Group: Vertebrate / Amphibian.
Size: About 5 cm.
Where does he live? Forest, wet area, prairie and urban area.
What do you eat? Small invertebrates.
Level of protection: Sponsored at European level.
Look, look... you wouldn't see it, but listen... maybe you've heard a normal joke. In fact, in the vicinity of the farmhouses, in a small watering hole or water well, txantxiku is quite common in Euskal Herria. And when the breeding season comes, around the spring, or even in the fall, the txantxikua starts singing with its characteristic, repetitive sound of txistu. Anyone who doesn't know will ignore him, because he can have a bird in his ear. Once the ear is made, your music is unmistakable. He says he does it in a crib. That is why perhaps the name they have given him in Agurain is kunkuna. Everywhere, however, the song is heard differently and Amurrio's call it clinkon. Clin-clone. In the Hernani area he does kuk-kuk, but… they know him as a zapottiki. In this case they have focused on size.
But, however small it may be, anyone who has seen it will not forget it immediately. Beautiful silver gold eyes and small red pints on both sides of the back. As if that were not enough, common caries, unlike other amphibian species in the area, brings knots at the time of reproduction the eggs that will be the tadpoles of the future. And so every night, she takes them to the water and she moistens them to keep them moist. Keep the eggs on your back every day and keep them moist under stones or logs, except from the sun. When the tadpoles warn that they are about to leave, they will deposit them in a well, watering or inert water area.
But maybe another feature you don't expect gets your attention. And it's that in the case of cavities, females don't, males are the ones who carry and care for the eggs that are going to take the tadpoles out of the future. Caries has been focusing surveillance for years.
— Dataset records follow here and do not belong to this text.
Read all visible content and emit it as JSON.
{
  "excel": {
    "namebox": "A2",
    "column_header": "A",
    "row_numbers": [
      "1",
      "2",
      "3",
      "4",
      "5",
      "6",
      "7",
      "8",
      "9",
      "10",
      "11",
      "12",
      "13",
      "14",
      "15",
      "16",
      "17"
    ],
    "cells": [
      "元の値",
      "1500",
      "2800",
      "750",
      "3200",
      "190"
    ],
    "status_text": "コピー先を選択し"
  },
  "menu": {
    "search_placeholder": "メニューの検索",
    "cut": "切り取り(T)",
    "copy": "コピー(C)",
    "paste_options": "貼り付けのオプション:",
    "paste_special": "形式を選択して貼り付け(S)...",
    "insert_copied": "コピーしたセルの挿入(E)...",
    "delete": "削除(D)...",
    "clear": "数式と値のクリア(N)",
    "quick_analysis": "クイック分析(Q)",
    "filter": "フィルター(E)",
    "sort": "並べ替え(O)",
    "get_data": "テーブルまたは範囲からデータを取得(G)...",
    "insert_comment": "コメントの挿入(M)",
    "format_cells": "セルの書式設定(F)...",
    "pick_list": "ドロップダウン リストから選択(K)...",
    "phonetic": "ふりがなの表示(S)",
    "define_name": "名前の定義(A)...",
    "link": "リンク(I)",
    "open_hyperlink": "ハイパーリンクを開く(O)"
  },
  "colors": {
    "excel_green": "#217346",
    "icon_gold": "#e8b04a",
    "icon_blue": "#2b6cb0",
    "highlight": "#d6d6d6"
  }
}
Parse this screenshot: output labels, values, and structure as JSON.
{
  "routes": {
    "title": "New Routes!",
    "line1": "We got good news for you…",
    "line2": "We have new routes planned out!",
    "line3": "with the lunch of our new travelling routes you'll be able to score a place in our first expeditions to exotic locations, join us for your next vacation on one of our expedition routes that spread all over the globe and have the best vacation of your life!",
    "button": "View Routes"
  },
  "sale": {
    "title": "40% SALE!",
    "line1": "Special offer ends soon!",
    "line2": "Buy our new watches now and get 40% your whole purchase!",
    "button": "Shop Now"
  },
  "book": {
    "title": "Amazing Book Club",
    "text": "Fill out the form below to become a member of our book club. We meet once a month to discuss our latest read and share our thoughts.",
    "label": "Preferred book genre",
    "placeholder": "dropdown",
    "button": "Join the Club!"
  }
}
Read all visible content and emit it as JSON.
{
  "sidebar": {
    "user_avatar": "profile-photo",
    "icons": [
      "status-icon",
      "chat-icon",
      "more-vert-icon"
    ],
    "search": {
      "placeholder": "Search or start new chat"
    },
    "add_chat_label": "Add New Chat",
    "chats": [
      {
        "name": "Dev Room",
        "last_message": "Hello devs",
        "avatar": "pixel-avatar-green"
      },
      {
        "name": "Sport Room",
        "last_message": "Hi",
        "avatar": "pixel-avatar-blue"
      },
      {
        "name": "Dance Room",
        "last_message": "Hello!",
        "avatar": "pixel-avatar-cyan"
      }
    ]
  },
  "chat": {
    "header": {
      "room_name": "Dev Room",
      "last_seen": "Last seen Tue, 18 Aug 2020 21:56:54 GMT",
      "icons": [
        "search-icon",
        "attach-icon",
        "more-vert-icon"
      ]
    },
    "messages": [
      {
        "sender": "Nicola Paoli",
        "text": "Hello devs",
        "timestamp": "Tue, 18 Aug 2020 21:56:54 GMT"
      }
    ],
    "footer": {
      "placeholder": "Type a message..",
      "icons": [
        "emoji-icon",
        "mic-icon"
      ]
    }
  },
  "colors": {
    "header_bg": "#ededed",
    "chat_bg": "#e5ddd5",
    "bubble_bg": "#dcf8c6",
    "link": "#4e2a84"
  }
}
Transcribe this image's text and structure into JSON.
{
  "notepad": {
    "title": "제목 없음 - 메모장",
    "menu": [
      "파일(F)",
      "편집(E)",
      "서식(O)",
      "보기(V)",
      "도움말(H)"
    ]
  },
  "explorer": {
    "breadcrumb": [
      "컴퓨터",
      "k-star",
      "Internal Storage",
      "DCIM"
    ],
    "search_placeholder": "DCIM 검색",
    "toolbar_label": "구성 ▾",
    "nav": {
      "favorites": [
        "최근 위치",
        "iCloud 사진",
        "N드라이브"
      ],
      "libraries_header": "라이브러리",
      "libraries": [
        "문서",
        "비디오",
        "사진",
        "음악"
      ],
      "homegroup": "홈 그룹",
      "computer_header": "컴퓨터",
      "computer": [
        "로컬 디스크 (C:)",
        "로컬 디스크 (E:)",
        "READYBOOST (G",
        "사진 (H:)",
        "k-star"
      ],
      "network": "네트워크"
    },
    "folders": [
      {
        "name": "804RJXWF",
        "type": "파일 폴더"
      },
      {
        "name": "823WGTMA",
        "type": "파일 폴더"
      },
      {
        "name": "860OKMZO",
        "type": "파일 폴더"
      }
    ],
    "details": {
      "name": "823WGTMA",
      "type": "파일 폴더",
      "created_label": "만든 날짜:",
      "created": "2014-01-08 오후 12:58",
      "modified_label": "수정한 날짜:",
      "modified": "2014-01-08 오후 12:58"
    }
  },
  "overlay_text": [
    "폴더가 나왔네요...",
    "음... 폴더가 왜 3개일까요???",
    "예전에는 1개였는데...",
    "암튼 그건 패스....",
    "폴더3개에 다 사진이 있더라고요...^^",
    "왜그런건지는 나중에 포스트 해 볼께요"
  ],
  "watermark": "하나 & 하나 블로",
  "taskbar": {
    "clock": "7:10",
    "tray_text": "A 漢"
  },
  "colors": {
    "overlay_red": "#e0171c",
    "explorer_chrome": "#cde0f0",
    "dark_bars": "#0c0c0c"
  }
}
Although common in our country, we have no reason to relax in the conservation of this species. In the summer of 1998, in the Sierra de Guadarrama, in the Parque Natural de Peñalara (Madrid), hundreds of newly-metamorphosed gulls were killed in lagoons located about 2,000 meters. They were apparently in perfect condition. A year later, in the summer of 1999, 86% of the tadpoles of this population had already disappeared. The massacre was carried out by a fungus from the Kitridu group and the disease has already reached the Basque Country, although it has only been detected in three places.
Human beings must focus their care not only on themselves and on the human beings around them, but also on other living beings, if they want to maintain the biodiversity that is the basis of our life.